1. The application of water-soluble carbon dots, which are highly efficient carriers for local anesthetic drugs, as carriers for local anesthetic drugs, is characterized by: The water-soluble carbon dots are prepared by a method comprising the following steps: Using water-soluble amino acids and carboxylic acid compounds that readily aggregate and carbonize to form six-membered rings as precursors, these precursors are dissolved in an organic solvent and subjected to ultrasonic treatment to form a homogeneous solution.

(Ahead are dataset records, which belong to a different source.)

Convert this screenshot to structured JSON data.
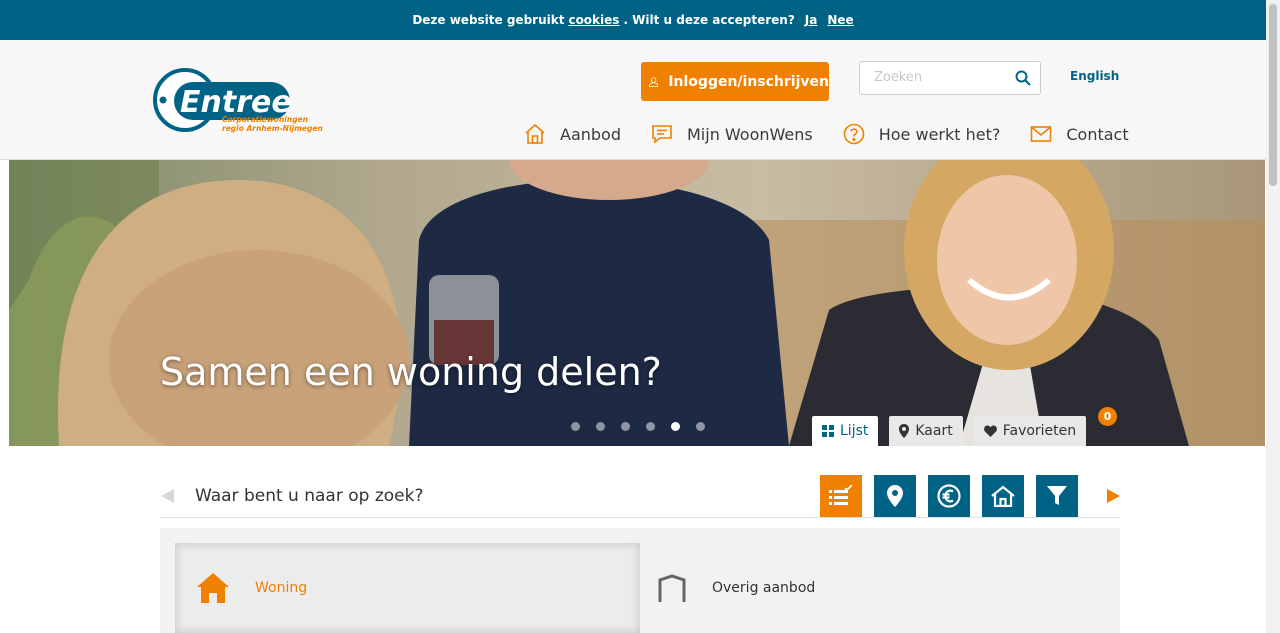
{
  "cookie_bar": {
    "text_before": "Deze website gebruikt",
    "link": "cookies",
    "text_after": ". Wilt u deze accepteren?",
    "yes": "Ja",
    "no": "Nee"
  },
  "header": {
    "logo": {
      "name": "Entree",
      "tagline_line1": "Corporatiewoningen",
      "tagline_line2": "regio Arnhem-Nijmegen"
    },
    "login_label": "Inloggen/inschrijven",
    "search_placeholder": "Zoeken",
    "language": "English",
    "nav": [
      {
        "label": "Aanbod",
        "icon": "house-icon"
      },
      {
        "label": "Mijn WoonWens",
        "icon": "chat-icon"
      },
      {
        "label": "Hoe werkt het?",
        "icon": "question-icon"
      },
      {
        "label": "Contact",
        "icon": "mail-icon"
      }
    ]
  },
  "hero": {
    "title": "Samen een woning delen?",
    "slides": 6,
    "active_slide": 5
  },
  "view_tabs": [
    {
      "label": "Lijst",
      "icon": "grid-icon",
      "active": true
    },
    {
      "label": "Kaart",
      "icon": "map-pin-icon",
      "active": false
    },
    {
      "label": "Favorieten",
      "icon": "heart-icon",
      "active": false
    }
  ],
  "favorites_count": "0",
  "search_panel": {
    "title": "Waar bent u naar op zoek?",
    "steps": [
      {
        "icon": "list-check-icon",
        "active": true
      },
      {
        "icon": "location-icon",
        "active": false
      },
      {
        "icon": "euro-icon",
        "active": false
      },
      {
        "icon": "house-icon",
        "active": false
      },
      {
        "icon": "filter-icon",
        "active": false
      }
    ]
  },
  "types": [
    {
      "label": "Woning",
      "icon": "house-icon",
      "selected": true
    },
    {
      "label": "Overig aanbod",
      "icon": "garage-icon",
      "selected": false
    }
  ],
  "colors": {
    "brand_blue": "#006385",
    "accent_orange": "#f08100"
  }
}
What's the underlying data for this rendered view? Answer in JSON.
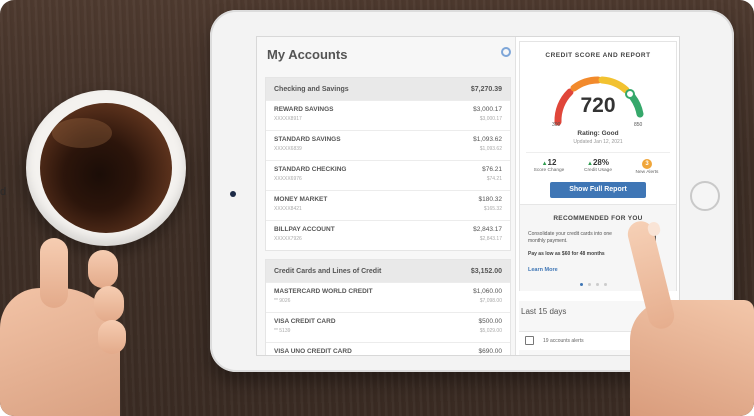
{
  "stray_text": "d",
  "accounts": {
    "title": "My Accounts",
    "sections": [
      {
        "name": "Checking and Savings",
        "total": "$7,270.39",
        "rows": [
          {
            "name": "REWARD SAVINGS",
            "num": "XXXXX8917",
            "amount": "$3,000.17",
            "available": "$3,000.17"
          },
          {
            "name": "STANDARD SAVINGS",
            "num": "XXXXX6839",
            "amount": "$1,093.62",
            "available": "$1,093.62"
          },
          {
            "name": "STANDARD CHECKING",
            "num": "XXXXX6976",
            "amount": "$76.21",
            "available": "$74.21"
          },
          {
            "name": "MONEY MARKET",
            "num": "XXXXX8421",
            "amount": "$180.32",
            "available": "$165.32"
          },
          {
            "name": "BILLPAY ACCOUNT",
            "num": "XXXXX7926",
            "amount": "$2,843.17",
            "available": "$2,843.17"
          }
        ]
      },
      {
        "name": "Credit Cards and Lines of Credit",
        "total": "$3,152.00",
        "rows": [
          {
            "name": "MASTERCARD WORLD CREDIT",
            "num": "** 9026",
            "amount": "$1,060.00",
            "available": "$7,098.00"
          },
          {
            "name": "VISA CREDIT CARD",
            "num": "** 5139",
            "amount": "$500.00",
            "available": "$5,029.00"
          },
          {
            "name": "VISA UNO CREDIT CARD",
            "num": "",
            "amount": "$690.00",
            "available": ""
          }
        ]
      }
    ]
  },
  "credit": {
    "title": "CREDIT SCORE AND REPORT",
    "score": "720",
    "min": "300",
    "max": "850",
    "rating": "Rating: Good",
    "updated": "Updated Jan 12, 2021",
    "stats": [
      {
        "value": "12",
        "label": "Score Change",
        "arrow": "▲"
      },
      {
        "value": "28%",
        "label": "Credit Usage",
        "arrow": "▲"
      },
      {
        "value": "3",
        "label": "New Alerts",
        "arrow": ""
      }
    ],
    "report_button": "Show Full Report",
    "recommended": {
      "title": "RECOMMENDED FOR YOU",
      "text": "Consolidate your credit cards into one monthly payment.",
      "pay": "Pay as low as $60 for 48 months",
      "learn_more": "Learn More"
    }
  },
  "last15": {
    "title": "Last 15 days",
    "alerts": "19 accounts alerts"
  },
  "colors": {
    "accent": "#3f76b5",
    "positive": "#2e9b4e",
    "alert": "#f0a63a",
    "gauge_red": "#e0463a",
    "gauge_yellow": "#f2c230",
    "gauge_green": "#36a86b"
  }
}
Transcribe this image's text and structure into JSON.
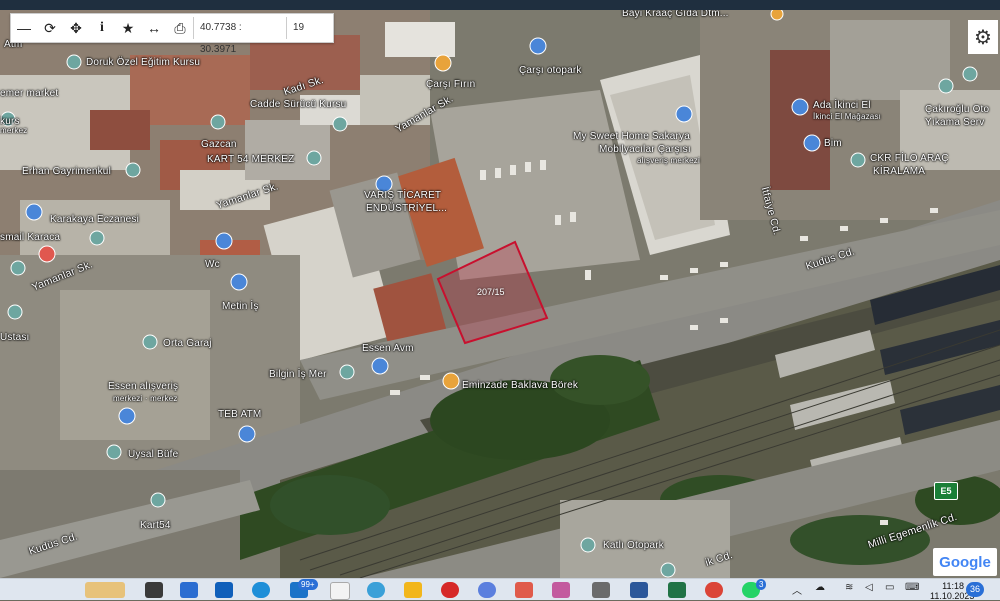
{
  "toolbar": {
    "coords": "40.7738 : 30.3971",
    "zoom": "19",
    "buttons": [
      "zoom-out",
      "refresh",
      "locate",
      "info",
      "bookmark",
      "measure",
      "print"
    ]
  },
  "map": {
    "labels": [
      {
        "id": "atm-top",
        "text": "Atm"
      },
      {
        "id": "doruk",
        "text": "Doruk Özel Eğitim Kursu"
      },
      {
        "id": "kadi",
        "text": "Kadı Sk."
      },
      {
        "id": "carsi-firin",
        "text": "Çarşı Fırın"
      },
      {
        "id": "bayi",
        "text": "Bayi Kraaç Gıda Dtm..."
      },
      {
        "id": "carsi-otopark",
        "text": "Çarşı otopark"
      },
      {
        "id": "emer",
        "text": "emer market"
      },
      {
        "id": "cadde",
        "text": "Cadde Sürücü Kursu"
      },
      {
        "id": "yamanlar1",
        "text": "Yamanlar Sk."
      },
      {
        "id": "kurs",
        "text": "kurs"
      },
      {
        "id": "merkez",
        "text": "merkez"
      },
      {
        "id": "gazcan",
        "text": "Gazcan"
      },
      {
        "id": "kart54",
        "text": "KART 54 MERKEZ"
      },
      {
        "id": "sweet",
        "text": "My Sweet Home Sakarya"
      },
      {
        "id": "mobilya",
        "text": "Mobilyacılar Çarşısı"
      },
      {
        "id": "alisveris",
        "text": "alışveriş merkezi"
      },
      {
        "id": "ada",
        "text": "Ada İkinci El"
      },
      {
        "id": "ikinci",
        "text": "İkinci El Mağazası"
      },
      {
        "id": "bim",
        "text": "Bim"
      },
      {
        "id": "cakiroglu",
        "text": "Çakıroğlu Oto"
      },
      {
        "id": "yikama",
        "text": "Yıkama Serv"
      },
      {
        "id": "ckr",
        "text": "CKR FİLO ARAÇ"
      },
      {
        "id": "kiralama",
        "text": "KİRALAMA"
      },
      {
        "id": "erhan",
        "text": "Erhan Gayrimenkul"
      },
      {
        "id": "yamanlar2",
        "text": "Yamanlar Sk."
      },
      {
        "id": "varis",
        "text": "VARIŞ TİCARET"
      },
      {
        "id": "endustri",
        "text": "ENDÜSTRİYEL..."
      },
      {
        "id": "karakaya",
        "text": "Karakaya Eczanesi"
      },
      {
        "id": "ismail",
        "text": "smail Karaca"
      },
      {
        "id": "itfaiye",
        "text": "İtfaiye Cd."
      },
      {
        "id": "kudus1",
        "text": "Kudüs Cd."
      },
      {
        "id": "yamanlar3",
        "text": "Yamanlar Sk."
      },
      {
        "id": "wc",
        "text": "Wc"
      },
      {
        "id": "metin",
        "text": "Metin İş"
      },
      {
        "id": "ustasi",
        "text": "Ustası"
      },
      {
        "id": "orta",
        "text": "Orta Garaj"
      },
      {
        "id": "essen",
        "text": "Essen Avm"
      },
      {
        "id": "bilgin",
        "text": "Bilgin İş Mer"
      },
      {
        "id": "eminzade",
        "text": "Eminzade Baklava Börek"
      },
      {
        "id": "essen-alisveris",
        "text": "Essen alışveriş"
      },
      {
        "id": "merkez2",
        "text": "merkezi · merkez"
      },
      {
        "id": "teb",
        "text": "TEB ATM"
      },
      {
        "id": "uysal",
        "text": "Uysal Büfe"
      },
      {
        "id": "kart54b",
        "text": "Kart54"
      },
      {
        "id": "kudus2",
        "text": "Kudüs Cd."
      },
      {
        "id": "katli",
        "text": "Katlı Otopark"
      },
      {
        "id": "ik-cd",
        "text": "ik Cd."
      },
      {
        "id": "milli",
        "text": "Milli Egemenlik Cd."
      }
    ],
    "parcel_label": "207/15",
    "parcel_color": "#c8102e",
    "road_badge": "E5",
    "attribution": "Google"
  },
  "taskbar": {
    "badge_edge": "99+",
    "badge_whatsapp": "3",
    "time": "11:18",
    "date": "11.10.2023",
    "notifications": "36"
  }
}
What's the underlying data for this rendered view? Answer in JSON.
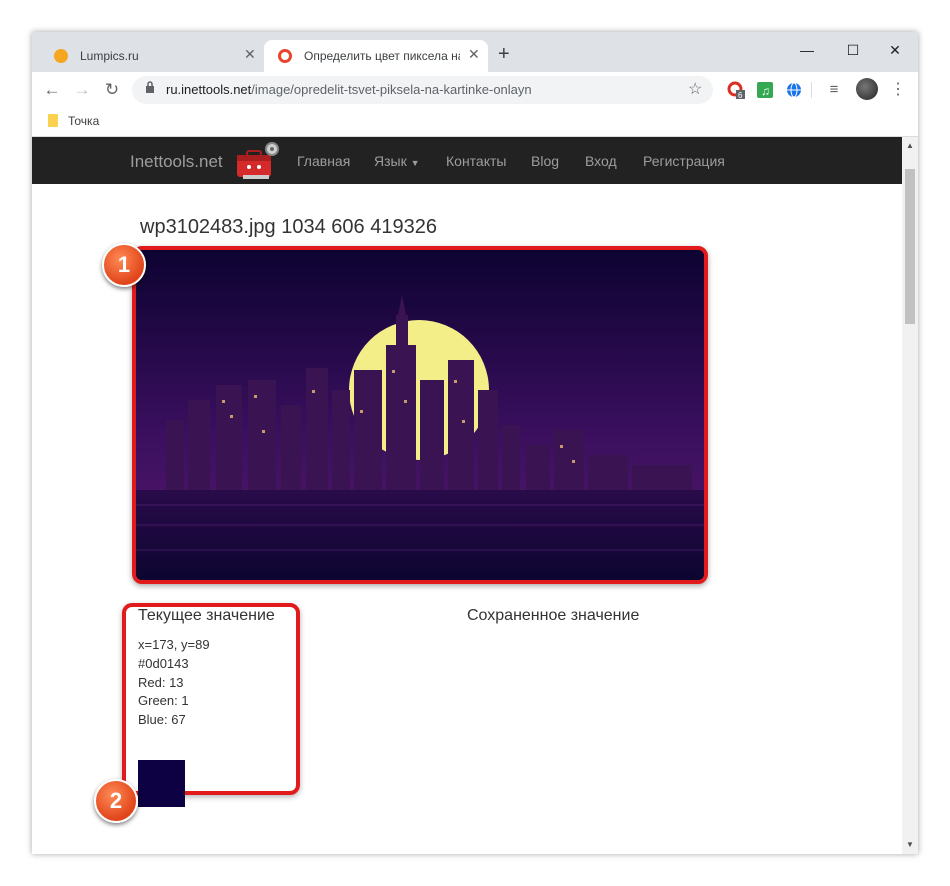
{
  "browser": {
    "tabs": [
      {
        "title": "Lumpics.ru",
        "active": false,
        "favicon_color": "#f5a623"
      },
      {
        "title": "Определить цвет пиксела на кар",
        "active": true,
        "favicon_color": "#e8452c"
      }
    ],
    "address": {
      "host": "ru.inettools.net",
      "path": "/image/opredelit-tsvet-piksela-na-kartinke-onlayn"
    },
    "bookmarks": [
      {
        "label": "Точка"
      }
    ],
    "extension_badge": "6"
  },
  "site": {
    "brand": "Inettools.net",
    "nav": [
      {
        "label": "Главная"
      },
      {
        "label": "Язык"
      },
      {
        "label": "Контакты"
      },
      {
        "label": "Blog"
      },
      {
        "label": "Вход"
      },
      {
        "label": "Регистрация"
      }
    ]
  },
  "content": {
    "file_title": "wp3102483.jpg 1034 606 419326",
    "current": {
      "heading": "Текущее значение",
      "coords": "x=173, y=89",
      "hex": "#0d0143",
      "red": "Red: 13",
      "green": "Green: 1",
      "blue": "Blue: 67",
      "swatch_color": "#0d0143"
    },
    "saved": {
      "heading": "Сохраненное значение"
    }
  },
  "markers": [
    "1",
    "2"
  ],
  "colors": {
    "highlight": "#e11b1b",
    "navbar": "#222222",
    "marker": "#e0451b"
  }
}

The solution is then subjected to a solvothermal reaction at 180-240 °C for 4-10 hours to obtain a carbon dot solution. The water-soluble amino acid is cysteine, methionine, or glutamic acid; the carboxylic acid compound readily aggregates and carbonizes to form a six-membered ring is citric acid, malic acid, or maleic acid; the organic solvent is N,N-dimethylformamide, formamide, or a mixture of N,N-dimethylformamide and formamide; and the mass ratio of the water-soluble amino acid to the carboxylic acid compound readily aggregates and carbonizes to form a six-membered ring is 5:1 to 1:

5. The obtained carbon dot solution was eluted and dried to obtain carbon dot solid powder.

2. The application according to claim 1, characterized in that, The mixture of methanol and dichloromethane was used as the eluent, and the particles were separated and purified by silica gel column chromatography.